Die Digitalisierung des Gemüseanbaus ist weit mehr als Hobby. In der Digitalisierung von Beet und Acker könnte ein Schlüssel zur Ernährung der wachsenden Weltbevölkerung liegen. So brauchen mit Sensoren überwachte Felder weniger Wasser und Energie. Mit Satellitendaten verknüpfte Maschinen können präziser düngen und ernten. Moderne Mähdrescher fahren schon auf drei Zentimeter genau die Felder ab. Auch soll der Ertrag höher sein, wenn der Gärtner seine Pflanzen mithilfe der Sensordaten endlich versteht. Und noch viel wichtiger: Die smarte Technik könnte mit grossen Datenmengen mehr Wissen über den Zusammenhang von Bodenqualität, Licht und Temperatur haben als jeder heutige Kleinbauer. Wenn Apps Kleinbauern Empfehlungen zur Fruchtfolge und zum Düngemitteleinsatz liefern, so die Hoffnung, wächst auch der Ertrag. Verknüpft mit grossen Datenmengen, ob nun aus Schweizer Kleingärten oder von industriellen Landwirten weltweit, könnte die Software bald schlauer sein als ein noch so versierter Gärtner.

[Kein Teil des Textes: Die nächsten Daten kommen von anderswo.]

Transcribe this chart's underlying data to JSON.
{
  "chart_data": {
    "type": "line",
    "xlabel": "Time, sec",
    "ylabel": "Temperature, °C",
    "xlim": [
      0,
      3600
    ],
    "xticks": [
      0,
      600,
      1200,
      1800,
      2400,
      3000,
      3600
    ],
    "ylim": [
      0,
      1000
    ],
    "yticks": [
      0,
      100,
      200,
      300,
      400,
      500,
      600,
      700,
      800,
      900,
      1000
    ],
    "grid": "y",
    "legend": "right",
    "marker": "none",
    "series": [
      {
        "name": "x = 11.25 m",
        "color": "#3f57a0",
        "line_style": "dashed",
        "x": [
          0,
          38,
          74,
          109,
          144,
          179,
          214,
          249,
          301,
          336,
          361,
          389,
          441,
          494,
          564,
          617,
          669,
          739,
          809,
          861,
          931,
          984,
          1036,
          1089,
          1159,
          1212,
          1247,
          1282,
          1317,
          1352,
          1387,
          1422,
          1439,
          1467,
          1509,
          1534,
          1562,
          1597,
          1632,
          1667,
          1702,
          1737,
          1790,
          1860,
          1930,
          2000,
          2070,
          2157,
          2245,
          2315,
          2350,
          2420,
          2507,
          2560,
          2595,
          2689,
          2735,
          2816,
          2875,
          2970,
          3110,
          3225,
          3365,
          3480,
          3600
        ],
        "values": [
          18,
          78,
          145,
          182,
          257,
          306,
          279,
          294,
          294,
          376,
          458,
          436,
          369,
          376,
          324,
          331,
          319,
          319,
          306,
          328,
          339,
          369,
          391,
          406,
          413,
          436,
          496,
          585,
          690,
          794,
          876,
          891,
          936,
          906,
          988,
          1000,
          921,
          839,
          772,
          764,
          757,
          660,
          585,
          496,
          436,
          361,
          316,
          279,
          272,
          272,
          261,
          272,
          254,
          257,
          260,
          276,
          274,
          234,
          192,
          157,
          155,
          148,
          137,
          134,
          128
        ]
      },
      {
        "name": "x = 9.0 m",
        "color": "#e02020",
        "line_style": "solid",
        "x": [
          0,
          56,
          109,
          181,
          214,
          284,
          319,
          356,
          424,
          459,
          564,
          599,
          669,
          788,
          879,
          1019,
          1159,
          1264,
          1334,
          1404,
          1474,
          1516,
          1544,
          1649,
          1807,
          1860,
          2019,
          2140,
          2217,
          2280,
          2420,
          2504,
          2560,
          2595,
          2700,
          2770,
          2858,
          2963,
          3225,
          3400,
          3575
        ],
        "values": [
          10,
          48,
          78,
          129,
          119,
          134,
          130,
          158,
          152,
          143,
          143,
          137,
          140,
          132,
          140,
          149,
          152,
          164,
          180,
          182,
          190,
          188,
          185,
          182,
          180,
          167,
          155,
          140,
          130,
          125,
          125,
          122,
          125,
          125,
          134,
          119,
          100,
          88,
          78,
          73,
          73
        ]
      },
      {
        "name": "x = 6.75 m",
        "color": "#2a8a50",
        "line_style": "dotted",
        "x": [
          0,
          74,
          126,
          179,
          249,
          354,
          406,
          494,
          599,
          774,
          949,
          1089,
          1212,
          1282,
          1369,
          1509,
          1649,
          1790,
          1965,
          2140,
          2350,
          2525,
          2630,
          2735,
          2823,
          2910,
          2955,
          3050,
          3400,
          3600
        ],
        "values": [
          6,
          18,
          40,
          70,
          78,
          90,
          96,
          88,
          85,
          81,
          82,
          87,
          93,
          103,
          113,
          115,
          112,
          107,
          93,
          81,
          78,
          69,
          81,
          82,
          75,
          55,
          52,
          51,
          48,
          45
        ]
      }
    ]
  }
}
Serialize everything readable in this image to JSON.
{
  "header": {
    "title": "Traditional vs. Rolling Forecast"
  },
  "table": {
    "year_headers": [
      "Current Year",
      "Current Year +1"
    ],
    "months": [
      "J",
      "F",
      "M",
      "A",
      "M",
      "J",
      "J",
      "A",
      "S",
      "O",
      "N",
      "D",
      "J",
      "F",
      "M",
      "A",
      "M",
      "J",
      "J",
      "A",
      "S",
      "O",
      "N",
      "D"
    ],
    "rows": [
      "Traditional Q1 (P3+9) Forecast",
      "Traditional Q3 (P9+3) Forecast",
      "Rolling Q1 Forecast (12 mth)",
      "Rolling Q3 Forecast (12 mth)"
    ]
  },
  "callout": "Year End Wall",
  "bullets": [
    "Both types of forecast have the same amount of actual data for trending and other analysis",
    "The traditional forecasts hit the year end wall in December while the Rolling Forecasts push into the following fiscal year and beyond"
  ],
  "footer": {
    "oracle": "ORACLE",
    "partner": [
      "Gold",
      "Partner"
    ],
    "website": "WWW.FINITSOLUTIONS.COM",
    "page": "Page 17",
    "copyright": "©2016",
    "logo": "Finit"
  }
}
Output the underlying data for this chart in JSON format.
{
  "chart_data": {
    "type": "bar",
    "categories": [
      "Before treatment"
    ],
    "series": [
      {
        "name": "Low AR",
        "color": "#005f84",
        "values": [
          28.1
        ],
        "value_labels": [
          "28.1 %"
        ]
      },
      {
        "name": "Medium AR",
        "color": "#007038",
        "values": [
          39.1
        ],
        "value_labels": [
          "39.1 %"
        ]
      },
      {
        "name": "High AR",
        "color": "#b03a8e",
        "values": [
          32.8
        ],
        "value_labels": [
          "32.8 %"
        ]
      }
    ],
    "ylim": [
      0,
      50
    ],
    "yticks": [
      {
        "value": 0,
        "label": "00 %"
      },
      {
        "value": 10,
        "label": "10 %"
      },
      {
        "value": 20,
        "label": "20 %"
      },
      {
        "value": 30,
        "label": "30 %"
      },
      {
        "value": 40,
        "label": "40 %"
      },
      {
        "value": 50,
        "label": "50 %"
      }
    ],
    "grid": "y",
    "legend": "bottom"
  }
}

Da schliesst sich der Kreis: Von den Daten profitiert wiederum der Hobbygärtner. Das Startup IP-Garten bietet bereits einen Autopiloten - buchbar als kostenpflichtiger Service. Bleibt nur zu hoffen, dass die Erholung nicht zu kurz kommt, wenn sich der Gärtner aus dem eigenen Garten wegrationalisiert, weit weg von Vogelstimmen und schweisstreibender Harke.



So werden Sie zum digitalen Gärtner

■ Sie wünschen sich einen digitalen Garten? Suchen Sie sich eine Parzelle, die möglichst rechteckig und eben ist. So passt sie nicht nur besser auf den Bildschirm, die Planung der technischen Einrichtungen ist auch einfacher. Spezielle Anforderungen: Die Parzelle braucht einen Stromanschluss und sollte nicht im Funkloch liegen. 

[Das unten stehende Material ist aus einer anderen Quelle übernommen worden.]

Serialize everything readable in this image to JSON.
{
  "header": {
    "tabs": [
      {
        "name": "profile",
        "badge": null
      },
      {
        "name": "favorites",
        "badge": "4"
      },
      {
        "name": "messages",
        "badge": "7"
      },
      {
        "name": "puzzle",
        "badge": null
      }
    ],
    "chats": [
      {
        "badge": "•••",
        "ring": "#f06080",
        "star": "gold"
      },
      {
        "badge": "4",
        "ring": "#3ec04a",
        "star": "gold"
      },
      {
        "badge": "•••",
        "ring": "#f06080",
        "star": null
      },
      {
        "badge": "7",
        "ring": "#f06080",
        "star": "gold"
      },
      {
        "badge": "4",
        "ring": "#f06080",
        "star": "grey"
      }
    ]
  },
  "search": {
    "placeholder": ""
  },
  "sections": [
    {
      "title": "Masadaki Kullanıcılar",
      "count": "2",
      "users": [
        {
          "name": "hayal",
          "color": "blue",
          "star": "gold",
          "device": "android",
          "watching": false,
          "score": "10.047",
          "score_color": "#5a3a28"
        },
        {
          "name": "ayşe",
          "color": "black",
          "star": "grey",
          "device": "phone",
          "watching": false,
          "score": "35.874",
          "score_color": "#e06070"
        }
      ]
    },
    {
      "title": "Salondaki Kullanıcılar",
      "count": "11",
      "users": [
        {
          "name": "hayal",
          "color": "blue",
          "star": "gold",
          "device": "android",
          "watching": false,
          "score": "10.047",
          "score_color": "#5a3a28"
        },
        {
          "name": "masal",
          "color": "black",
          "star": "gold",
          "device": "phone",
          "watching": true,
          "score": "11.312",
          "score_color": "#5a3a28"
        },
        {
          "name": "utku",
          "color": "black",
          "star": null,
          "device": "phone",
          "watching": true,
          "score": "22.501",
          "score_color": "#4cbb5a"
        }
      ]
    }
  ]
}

 ■ Die rechteckige Form macht die digitale Planung leichter. Apps wie "GrowVeg" helfen bei der Planung. Pflanzen lassen sich ohne Schlepparbeit schon einmal auf die virtuelle Fläche schieben. Gute Apps geben Tipps zu Standort und Fruchtfolge. Eine Alternative sind Planungstools wie "Gardenplaner" im Netz, die es aber nur auf Englisch gibt. 

 ■ Ein Rasenmähroboter ist Pflicht, am besten einer mit Sensoren, die bei Regen das Mähen unterbrechen und auch Igel und Haustiere erkennen, die sich ihm nähern. 

 ■ Bewässerungssensoren für Pflanzen sind praktisch, vor allem wenn sie mit Solarenergie arbeiten. Ob man den Sensoren die Macht gibt, selbst über Bewässerung zu entscheiden, muss jede smarte Gärtnerin und jeder kundige Gärtner selbst wissen. 

 ■ Eine Webcam erhöht den Spass beim Ferngärtnern. Eine Bordkamera auf dem Mähroboter ist das Nonplusultra. Am Besten mit ansteuerbarem LED-Strahler für nächtliche Erkundungsfahrten. 

 ■ Für die Datenanalyse eignen sich Apps wie "GreenIQ" oder "GroApp". Wichtig: Teilen Sie Ihre Erfolge in den sozialen Netzwerken! 

 ■ Bleiben Sie innovativ! Auf Plattformen wie Kickstarter und Startnext gibt es regelmässig neue Garten-Gadgets, ob neue Pflanzcontainer, Bewässerungslösungen oder Sensoren.